Other laboratory determinations
Serum creatinine was assessed the same week that the urine was collected for podocyte counting employing an enzymatic method. UPCR was measured from the specimen employed for podocyte assessment. Plasma ethylendiaminotetraacetic acid samples were collected from Fabry patients to monitor. Lyso-Gb3 levels; these samples were collected prior to the scheduled ERT infusion. Lyso-Gb3 was extracted from plasma by solid phase (Waters Oasis McX, MA, USA). The separation and detection was done by ultra-performance liquid chromatography system coupled with a tandem mass spectrometer operated in multiple reaction monitoring (MRM) mode UPLC-MS/MS (Waters Corp., Milford, MA, USA) with a reverse phase column. The lyso-Gb3 calibration curve was linear between 0, 5 and 200 nmol/L. European research network for evaluation and improvement of screening (ERNDIM) samples (MCA Laboratories, Queen Beatrix Hospital, The Netherlands) were used as external quality control [23, 24].
Statistical analysis
Results are expressed as median and range. Variables were analyzed using the Wilcoxon Mann–Whitney test. Correlations between variables were obtained with the Spearman correlation coefficient. Results were considered significant when P < 0.05. The statistical program employed was InfoStat 2016, Córdoba, Argentina.
Ethical approval
The present protocol was approved by the Institutional Review Board of the Hospital Británico de Buenos Aires, Buenos Aires, Argentina. Informed consent was obtained from each study participant. All procedures performed in this work were in accordance with the ethical standards of the responsible institutional committee on human experimentation and with the 1975 Declaration of Helsinki and its later amendments, as revised in 2000.
RESULTS
Controls and Fabry patients did not differ with regard to age, gender and renal function (Table 1). However, patients had significantly higher UPCR, podocyturia and lyso-Gb3 levels than controls. In controls, 8/20 patients displayed podocyturia in the analyzed smears (Table 1). Podocyturia in control subjects consisted exclusively of synaptopodin-positive/podocalyxin-positive cells (Figure 1), whereas in Fabry patients synaptopodin-positive/podocalyxin-positive and synaptopodin-positive/podocalyxin-negative cells were encountered (Figure 1). No synaptopodin-negative/podocalyxin-positive podocytes were found in any Fabry patient. Therefore, for the purposes of this study due to the abovementioned results, we defined podocyturia as any cell that was synaptopodin positive. Moreover, to evaluate whether potential erratic urinary podocyte loss could lead to erroneous interpretation of podocyturia, three urinary samples were collected on a weekly basis from each patient and these three series were first analyzed separately. Thereafter, as changes in the count of cells were not different amongst the three urine collected series, four slides from each series were included in the analysis of podocyturia comprising a total of 12 slides per patient. Therefore, 576 slides belonging to Fabry patients were included in this study, plus the 60 from controls.

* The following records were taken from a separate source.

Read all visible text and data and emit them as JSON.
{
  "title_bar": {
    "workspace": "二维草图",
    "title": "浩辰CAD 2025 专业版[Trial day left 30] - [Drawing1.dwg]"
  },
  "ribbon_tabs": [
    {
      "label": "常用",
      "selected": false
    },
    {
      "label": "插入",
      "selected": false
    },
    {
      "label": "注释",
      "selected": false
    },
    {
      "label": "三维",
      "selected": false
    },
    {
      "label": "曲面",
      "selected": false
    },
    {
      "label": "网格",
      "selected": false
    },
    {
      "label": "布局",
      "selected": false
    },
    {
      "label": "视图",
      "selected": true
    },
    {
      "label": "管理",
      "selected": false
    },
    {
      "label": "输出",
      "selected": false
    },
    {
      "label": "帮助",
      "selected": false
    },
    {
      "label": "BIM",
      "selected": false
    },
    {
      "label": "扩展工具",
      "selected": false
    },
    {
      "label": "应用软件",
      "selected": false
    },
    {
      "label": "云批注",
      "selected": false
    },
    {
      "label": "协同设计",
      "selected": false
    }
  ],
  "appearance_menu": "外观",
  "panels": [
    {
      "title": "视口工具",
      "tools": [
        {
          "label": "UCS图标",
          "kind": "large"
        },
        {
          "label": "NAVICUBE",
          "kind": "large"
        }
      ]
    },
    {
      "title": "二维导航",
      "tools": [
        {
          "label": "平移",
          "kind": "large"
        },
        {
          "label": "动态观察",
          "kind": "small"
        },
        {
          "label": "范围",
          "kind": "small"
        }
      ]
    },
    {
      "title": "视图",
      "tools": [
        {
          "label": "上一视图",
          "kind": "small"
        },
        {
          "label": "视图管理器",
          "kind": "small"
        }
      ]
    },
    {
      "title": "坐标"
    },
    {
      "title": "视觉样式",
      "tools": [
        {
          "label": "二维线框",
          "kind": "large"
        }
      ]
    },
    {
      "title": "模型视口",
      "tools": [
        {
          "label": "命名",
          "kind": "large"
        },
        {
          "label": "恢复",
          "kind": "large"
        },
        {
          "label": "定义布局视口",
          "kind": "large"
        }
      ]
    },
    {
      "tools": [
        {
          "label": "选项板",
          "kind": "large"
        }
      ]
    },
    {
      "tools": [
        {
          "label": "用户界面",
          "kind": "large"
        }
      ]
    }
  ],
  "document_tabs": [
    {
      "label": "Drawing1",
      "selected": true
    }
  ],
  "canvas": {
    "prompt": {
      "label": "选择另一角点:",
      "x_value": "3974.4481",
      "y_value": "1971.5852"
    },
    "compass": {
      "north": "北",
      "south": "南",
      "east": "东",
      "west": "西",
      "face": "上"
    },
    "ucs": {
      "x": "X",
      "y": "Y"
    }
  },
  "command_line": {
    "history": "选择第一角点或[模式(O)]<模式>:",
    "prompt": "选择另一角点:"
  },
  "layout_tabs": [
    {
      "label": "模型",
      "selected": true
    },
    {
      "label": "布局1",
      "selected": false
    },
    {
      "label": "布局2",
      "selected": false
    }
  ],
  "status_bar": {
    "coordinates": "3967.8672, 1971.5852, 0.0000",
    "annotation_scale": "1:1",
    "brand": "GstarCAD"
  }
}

Untreated Fabry displayed significantly higher podocyturia and lyso-Gb3 levels than controls (Table 1). Fabry treated subjects were different with respect to UPCR, podocyturia and lyso-Gb3, albeit the significance of lyso-Gb3 levels versus controls was higher in Fabry untreated patients (Table 1). As mentioned, with respect to lyso-Gb3 levels, they were significantly elevated in Fabry subjects compared with controls, and this result was independent of ERT. However, the levels and statistical difference were more significant in the untreated group versus the treated group (Table 1). Mutations included the following both in the untreated and treated groups: L415P, D33G, D264Y, A292T, c.801-4A>G; c.640-1G>C, p.L180F, D155H, Y365X, p.D109G. When Fabry untreated and treated patients were compared, UPCR was the only variable that showed statistical significance (Table 1).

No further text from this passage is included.